The Care Quality Commission would like to take over responsibility for patient safety in the health service, despite NHS England gaining responsibility for it as recently as April, it emerged yesterday.
The possibility that MPs would urge the health secretary to amend the Care Bill to implement such a move emerged yesterday at a Commons health committee hearing when the parliamentary body’s chair Stephen Dorrell questioned the CQC’s chief executive David Behan and chair David Prior.
Mr Dorrell asked: “If this committee were to commend to the house an amendment to one of these bits of legislation coming through having that [patient safety responsibility was given to the CQC] would you be supportive of it?
Mr Prior replied: “In principle we feel that it is something that ought to be with us, not NHS England.”
Nursing Times has previously spoken to patient safety leaders who believe it is wrong that a commissioning organisation such as NHS England oversees the National Reporting and Learning System, the body to which ‘never events’ are reported. It was previously hosted by the National Patient Safety Agency until the organisation was abolished in 2011 and its functions transferred to NHS England. In his report into care failings at Mid Staffordshire Foundation Trust, Robert Francis QC recommended the NRLS should be hosted by the Health and Social Care Information Centre rather than NHS England.

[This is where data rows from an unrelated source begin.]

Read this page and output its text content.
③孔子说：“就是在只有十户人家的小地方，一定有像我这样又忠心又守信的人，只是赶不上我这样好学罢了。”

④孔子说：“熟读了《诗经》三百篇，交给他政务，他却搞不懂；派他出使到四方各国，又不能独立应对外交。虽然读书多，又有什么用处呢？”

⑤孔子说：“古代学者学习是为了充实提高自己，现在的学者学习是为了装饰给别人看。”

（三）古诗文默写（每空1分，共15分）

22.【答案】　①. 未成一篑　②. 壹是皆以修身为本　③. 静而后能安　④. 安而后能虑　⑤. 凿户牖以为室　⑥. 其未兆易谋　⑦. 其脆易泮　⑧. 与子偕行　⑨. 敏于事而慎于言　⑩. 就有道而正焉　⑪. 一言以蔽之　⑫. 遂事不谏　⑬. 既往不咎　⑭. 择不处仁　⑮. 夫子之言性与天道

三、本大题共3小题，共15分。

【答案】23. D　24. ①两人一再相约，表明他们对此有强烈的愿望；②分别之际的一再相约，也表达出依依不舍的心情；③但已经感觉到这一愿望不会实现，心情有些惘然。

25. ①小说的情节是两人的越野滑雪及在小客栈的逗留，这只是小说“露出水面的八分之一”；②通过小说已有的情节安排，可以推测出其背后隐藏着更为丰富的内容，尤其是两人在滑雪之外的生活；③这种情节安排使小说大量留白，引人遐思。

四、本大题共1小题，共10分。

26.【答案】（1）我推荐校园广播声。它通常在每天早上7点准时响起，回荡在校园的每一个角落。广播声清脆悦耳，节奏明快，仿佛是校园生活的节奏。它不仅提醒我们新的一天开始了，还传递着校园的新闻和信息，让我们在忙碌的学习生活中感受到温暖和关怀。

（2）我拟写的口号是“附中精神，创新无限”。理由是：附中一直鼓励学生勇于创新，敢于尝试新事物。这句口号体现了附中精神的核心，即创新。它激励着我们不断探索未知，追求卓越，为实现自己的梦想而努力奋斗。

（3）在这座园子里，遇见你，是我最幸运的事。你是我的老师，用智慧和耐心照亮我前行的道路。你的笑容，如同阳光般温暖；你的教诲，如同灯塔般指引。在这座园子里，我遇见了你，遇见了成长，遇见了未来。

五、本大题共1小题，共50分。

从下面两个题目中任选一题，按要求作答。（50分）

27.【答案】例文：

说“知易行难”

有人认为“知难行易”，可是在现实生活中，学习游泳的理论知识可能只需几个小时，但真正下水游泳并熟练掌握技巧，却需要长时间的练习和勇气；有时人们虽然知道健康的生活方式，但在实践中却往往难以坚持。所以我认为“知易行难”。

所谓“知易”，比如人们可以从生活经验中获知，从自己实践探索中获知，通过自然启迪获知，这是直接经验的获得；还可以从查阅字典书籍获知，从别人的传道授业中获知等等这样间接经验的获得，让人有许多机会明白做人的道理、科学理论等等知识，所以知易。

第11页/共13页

Later in the hearing, committee member David Tredinnick said whistleblowers could not expose poor care because NHS trusts operated under “a kind of mafia code…where you do anything against the status quo of the organisation and you are finished”. He added: “That is something that surely needs to be broken.”
Mr Prior agreed that there had been a culture of fear in the NHS over speaking out in the past. In the case of Mid Staffordshire Foundation Trust, he said: “The most chilling phrase, after the Francis report into Mid Staffs, was a very distinguished clinician saying ‘Where were the doctors?’.”
He added: “For years this dreadful care went on and no doctor put his head above the parapet. Why is that? In part, the answer is they are frightened. Even if you an alpha male surgeon you are frightened.”
Mr Prior expanded upon the CQC’s new active approach to whistleblowers, as revealed by HSJ last week. He said: “I think how we enable people to raise concerns with us at a much earlier stage in confidence is incredibly important and we have set up a new committee of our board to look precisely at this issue.”